Gesunde Schärfe durch Senföle

Meerrettich – aber auch andere Kreuzblütler wie Radieschen und Kresse – enthalten sogenannte Isothiozyanate. Deren spezielle chemische Verbindungen, sogenannte Ester, sind vor allem als „Senföle“ bekannt. Pflanzen bilden diese scharf riechenden und hautreizenden Verbindungen, um Fressfeinde abzuwehren. Bei Menschen wecken Senföle wohldosiert den Appetit, fördern die Verdauung und wirken schleimlösend sowie entzündungshemmend. Zudem enthält Meerrettich doppelt so viel Vitamin C wie eine Zitrone.

Ein Multitalent in der Küche

Bevor der Pfeffer in die deutschen Küchen einzog, waren Meerrettich und Senf die einzigen scharfen Gewürze und fanden entsprechend viel Anwendung. Aber auch heute noch entfalten zahleiche Gerichte erst durch die Zugabe der aromatischen Wurzel ihren besonderen Geschmack: Meerrettich schmeckt unter anderem zu Räucherfisch, Tafelspitz, Roastbeef, Schinken und Würstchen köstlich. Auch zur Zubereitung schmackhafter Suppen und Saucen ist Meerrettich gut geeignet. Oft wird er mit Sahne zu Sahnemeerrettich oder mit Senf zu verschiedenen Senfvariationen verarbeitet.

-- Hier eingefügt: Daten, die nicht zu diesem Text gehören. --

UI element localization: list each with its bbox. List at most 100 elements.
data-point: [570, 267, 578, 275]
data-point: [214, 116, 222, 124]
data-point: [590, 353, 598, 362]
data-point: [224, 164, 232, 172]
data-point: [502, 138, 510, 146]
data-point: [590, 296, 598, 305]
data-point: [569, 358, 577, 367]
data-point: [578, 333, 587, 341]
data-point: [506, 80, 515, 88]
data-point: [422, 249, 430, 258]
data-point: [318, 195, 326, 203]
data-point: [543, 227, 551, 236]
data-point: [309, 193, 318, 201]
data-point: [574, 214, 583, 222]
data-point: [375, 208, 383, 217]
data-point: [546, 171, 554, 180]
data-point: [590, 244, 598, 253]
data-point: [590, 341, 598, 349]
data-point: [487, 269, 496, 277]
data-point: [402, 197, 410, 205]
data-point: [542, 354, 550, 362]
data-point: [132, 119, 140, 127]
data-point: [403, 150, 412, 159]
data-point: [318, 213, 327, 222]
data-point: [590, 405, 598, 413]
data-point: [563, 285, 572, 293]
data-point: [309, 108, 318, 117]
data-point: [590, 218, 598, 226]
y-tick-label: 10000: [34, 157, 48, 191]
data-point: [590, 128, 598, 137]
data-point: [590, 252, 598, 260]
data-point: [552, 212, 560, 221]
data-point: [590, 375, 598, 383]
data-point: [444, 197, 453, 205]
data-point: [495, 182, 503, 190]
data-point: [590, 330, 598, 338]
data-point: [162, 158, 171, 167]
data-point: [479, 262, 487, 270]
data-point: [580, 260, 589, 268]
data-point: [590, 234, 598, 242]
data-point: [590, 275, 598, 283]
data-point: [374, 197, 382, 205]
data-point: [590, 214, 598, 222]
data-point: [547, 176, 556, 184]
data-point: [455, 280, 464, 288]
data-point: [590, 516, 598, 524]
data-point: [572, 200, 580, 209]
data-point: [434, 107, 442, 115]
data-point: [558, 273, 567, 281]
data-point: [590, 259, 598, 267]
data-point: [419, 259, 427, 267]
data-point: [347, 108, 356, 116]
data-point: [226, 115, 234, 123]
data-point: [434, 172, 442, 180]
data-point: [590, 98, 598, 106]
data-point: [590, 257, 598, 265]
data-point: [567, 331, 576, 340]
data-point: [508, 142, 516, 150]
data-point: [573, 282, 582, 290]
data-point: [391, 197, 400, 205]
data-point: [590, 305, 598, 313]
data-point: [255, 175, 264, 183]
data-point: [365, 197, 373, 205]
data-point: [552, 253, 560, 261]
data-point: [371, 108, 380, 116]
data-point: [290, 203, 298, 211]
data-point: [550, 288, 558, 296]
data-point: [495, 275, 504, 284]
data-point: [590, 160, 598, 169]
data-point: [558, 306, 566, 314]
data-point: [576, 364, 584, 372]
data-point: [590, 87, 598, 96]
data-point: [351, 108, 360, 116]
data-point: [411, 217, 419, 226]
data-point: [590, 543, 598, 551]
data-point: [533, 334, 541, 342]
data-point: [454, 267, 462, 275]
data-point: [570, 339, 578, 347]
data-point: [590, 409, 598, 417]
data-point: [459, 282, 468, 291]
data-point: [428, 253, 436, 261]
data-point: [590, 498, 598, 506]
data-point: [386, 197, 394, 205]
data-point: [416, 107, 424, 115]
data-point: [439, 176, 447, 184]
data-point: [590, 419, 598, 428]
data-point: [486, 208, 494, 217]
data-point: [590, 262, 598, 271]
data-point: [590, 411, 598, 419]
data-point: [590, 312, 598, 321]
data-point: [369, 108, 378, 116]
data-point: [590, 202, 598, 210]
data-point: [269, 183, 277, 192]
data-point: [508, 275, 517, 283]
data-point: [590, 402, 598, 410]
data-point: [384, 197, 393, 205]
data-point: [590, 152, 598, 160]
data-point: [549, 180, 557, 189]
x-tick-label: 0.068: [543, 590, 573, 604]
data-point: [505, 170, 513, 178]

Schärfe schützt vor Schaden nicht: Meerrettichkrankheiten und -schädlinge in Mittelfranken

Ein Forschungsprojekt widmet sich den Schaderregern, um den Anbau der Sonderkultur zu optimieren. Weit verbreitet ist das Turnip Mosaik Virus. Dagegen hilft nur gesundes Pflanzgut. Derzeit laufen an der Hochschule Versuche, virusfreie Pflanzen zu gewinnen. Die häufigste Pilzkrankheit bei Meerrettich ist der Weiße Rost (Albugo candida), der sich bei kühler und feuchter Witterung rasant ausbreitet, wenn er nicht mit zugelassenen Fungiziden bekämpft wird. Auch Infektionen mit dem Pilz Verticillium sp. gerieten ins Visier der Forscher. Bei den tierischen Schädlingen spielt der Meerrettich-Erdfloh (Phyllotreta armoraciae) die größte Rolle. Unmittelbar nach dem Austrieb der frisch gelegten Fechser kann er an den Blättern größere Schäden anrichten. Er schätzt trockene Böden. Durch regelmäßiges Hacken und Begießen kann man ihn vertreiben. Blattläusen oder Meerrettich-Blattkäfern können Anbauer mit zugelassenen Insektiziden zu Leibe rücken.